Carol nodded, figuring this was one thing she’d never get used to, fighting amongst wolves. “Where’s Silva? She was supposed to be staying with you.”


“Downstairs making me hot cocoa.”


“All right. I’m going to leave with Ryan and some others to try to find the reds’ lab. In the meantime, Darien and Jake can protect you.”


“Be careful.”


“I will be.” Carol gave Lelandi a hug, fought the urge to pat Darien on the head—figuring he probably would not appreciate it—and hurried out of the master bedroom. When she reached her room, she ditched her scrubs and changed into jeans and a sweater, and then joined Jake and Ryan downstairs in the great room. To her profound relief, she watched Tom and Sam exit the kitchen, tall and dressed and very human.


Ryan asked, “Ready to go?”


A big gray wolf loped out of the kitchen, headed straight for her, and her mouth gaped. “Doc Mitchell?”


“Some of the men found him on his way to the house to see Darien. He’s been trying to tell us something, but we’re not sure what. We think he may have been searching for these guys long before we were aware of what was going on,” Jake said.


“All right, let’s go.” Ryan took hold of Carol’s arm and hurried her out to the truck. Doc Mitchell loped alongside them.

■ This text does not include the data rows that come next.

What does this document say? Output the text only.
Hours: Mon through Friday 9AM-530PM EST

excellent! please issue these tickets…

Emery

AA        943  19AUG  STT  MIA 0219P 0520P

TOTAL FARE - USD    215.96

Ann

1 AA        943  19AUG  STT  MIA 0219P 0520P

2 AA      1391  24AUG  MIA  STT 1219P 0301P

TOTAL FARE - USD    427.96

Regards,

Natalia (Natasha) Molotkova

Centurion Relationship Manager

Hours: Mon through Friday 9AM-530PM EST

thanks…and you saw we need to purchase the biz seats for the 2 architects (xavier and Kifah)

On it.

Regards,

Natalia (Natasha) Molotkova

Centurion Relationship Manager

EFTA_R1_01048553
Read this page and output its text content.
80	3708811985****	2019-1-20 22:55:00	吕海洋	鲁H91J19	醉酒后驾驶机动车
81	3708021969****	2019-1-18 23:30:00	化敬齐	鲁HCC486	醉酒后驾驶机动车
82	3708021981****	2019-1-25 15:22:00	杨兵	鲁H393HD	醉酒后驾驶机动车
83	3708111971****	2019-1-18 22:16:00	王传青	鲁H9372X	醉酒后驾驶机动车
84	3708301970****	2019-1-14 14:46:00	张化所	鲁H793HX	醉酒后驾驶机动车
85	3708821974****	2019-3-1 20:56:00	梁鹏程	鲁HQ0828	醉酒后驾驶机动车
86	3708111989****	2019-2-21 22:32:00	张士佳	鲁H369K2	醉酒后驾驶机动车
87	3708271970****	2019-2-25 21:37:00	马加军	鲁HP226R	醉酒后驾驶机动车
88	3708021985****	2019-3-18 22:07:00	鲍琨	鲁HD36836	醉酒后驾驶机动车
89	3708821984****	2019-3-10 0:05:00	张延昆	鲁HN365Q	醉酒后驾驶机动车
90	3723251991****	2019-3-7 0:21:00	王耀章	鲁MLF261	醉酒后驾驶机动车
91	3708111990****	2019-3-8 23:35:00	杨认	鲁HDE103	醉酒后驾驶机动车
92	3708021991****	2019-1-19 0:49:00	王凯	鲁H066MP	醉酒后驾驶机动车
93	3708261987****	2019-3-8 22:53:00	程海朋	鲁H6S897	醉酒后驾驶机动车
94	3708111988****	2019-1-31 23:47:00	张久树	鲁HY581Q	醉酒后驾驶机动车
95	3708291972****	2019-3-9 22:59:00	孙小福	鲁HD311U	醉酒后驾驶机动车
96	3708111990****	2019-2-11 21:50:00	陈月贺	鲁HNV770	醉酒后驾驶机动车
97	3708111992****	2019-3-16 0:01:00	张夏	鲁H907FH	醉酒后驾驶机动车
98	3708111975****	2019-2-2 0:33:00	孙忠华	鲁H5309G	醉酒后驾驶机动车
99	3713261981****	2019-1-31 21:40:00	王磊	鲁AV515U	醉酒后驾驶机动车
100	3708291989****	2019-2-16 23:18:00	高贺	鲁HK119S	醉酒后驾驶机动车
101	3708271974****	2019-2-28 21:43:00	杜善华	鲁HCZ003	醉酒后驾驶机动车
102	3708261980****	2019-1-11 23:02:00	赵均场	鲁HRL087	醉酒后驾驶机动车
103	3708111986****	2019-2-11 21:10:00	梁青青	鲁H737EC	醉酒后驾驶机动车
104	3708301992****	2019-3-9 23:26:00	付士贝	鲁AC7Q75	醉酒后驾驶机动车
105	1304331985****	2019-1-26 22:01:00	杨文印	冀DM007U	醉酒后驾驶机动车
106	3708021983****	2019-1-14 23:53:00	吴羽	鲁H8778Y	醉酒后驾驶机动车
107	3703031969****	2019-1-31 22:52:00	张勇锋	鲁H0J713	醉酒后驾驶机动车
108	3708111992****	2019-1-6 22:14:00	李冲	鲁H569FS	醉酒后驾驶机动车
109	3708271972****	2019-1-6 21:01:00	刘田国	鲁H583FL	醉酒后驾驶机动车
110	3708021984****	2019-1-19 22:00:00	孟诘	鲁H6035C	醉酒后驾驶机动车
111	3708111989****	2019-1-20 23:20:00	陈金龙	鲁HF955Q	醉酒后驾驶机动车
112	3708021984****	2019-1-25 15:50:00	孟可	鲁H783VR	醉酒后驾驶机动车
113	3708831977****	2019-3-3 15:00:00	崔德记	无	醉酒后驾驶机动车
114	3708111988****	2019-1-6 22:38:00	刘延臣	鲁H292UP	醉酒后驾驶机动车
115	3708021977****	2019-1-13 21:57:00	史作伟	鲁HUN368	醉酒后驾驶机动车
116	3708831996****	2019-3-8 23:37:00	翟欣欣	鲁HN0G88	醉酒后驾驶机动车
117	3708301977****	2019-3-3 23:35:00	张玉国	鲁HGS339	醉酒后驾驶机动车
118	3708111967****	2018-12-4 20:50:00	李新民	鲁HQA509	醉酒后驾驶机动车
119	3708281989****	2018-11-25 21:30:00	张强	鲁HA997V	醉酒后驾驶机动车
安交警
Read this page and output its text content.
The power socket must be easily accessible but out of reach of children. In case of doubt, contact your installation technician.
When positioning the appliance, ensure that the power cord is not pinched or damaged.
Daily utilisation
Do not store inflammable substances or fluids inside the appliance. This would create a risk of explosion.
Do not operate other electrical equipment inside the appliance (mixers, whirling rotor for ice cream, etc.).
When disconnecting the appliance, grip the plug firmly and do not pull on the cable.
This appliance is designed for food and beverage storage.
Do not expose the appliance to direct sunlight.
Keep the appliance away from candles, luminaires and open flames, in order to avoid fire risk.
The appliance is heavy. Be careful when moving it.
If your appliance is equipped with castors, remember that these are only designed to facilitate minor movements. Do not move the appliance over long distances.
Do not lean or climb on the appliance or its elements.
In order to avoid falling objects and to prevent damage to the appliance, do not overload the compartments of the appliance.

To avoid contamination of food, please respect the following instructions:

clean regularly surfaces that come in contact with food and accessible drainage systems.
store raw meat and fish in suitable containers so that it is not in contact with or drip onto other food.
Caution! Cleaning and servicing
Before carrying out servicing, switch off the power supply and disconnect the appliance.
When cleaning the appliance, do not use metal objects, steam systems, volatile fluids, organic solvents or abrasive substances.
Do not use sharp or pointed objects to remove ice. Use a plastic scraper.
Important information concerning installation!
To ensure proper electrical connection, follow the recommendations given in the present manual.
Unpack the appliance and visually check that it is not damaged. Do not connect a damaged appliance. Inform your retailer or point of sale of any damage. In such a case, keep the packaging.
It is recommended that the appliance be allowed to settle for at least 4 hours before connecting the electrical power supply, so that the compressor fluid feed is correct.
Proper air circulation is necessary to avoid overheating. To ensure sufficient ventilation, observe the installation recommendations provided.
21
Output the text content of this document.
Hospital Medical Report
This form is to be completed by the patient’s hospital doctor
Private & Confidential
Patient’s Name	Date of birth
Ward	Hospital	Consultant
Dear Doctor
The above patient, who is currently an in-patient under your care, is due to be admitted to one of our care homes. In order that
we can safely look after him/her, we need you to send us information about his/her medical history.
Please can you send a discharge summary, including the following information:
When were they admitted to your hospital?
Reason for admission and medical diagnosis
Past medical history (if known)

“Guess he thinks he can help,” Carol said, and she prayed he could.


Driving south from Darien’s place, Carol and Ryan were quiet as Doc Mitchell rode in the backseat of the truck while Tom and Sam followed in Tom’s truck. Carol watched Doc Mitchell’s antics and interpreted them. He wagged his tail when they took the right roads and growled when they didn’t.


If Carol hadn’t been worried about how they might all become just like him, stuck forever as wolves with human brains, she would have admired his ability to guide them in the right direction. Even more, she worried that she might not be able to find the cure.


She took a deep breath, tried to give up thoughts of failure, and considered another situation that concerned her—bringing were-kids into the world, where they had to live in secret. She didn’t think she could cope with taking care of them, not when she hadn’t been raised as one. She thought about her mother’s comment that she should talk with Ryan about children before they were married, or in this case, mated. Better late than never.


“I don’t want children,” she blurted before she thought better of it. Now really wasn’t the time to discuss this.


Ryan’s hands tightened a little on the steering wheel as he continued to watch the road. “It’s a little late to consider that now.” He didn’t sound mad, just a little concerned.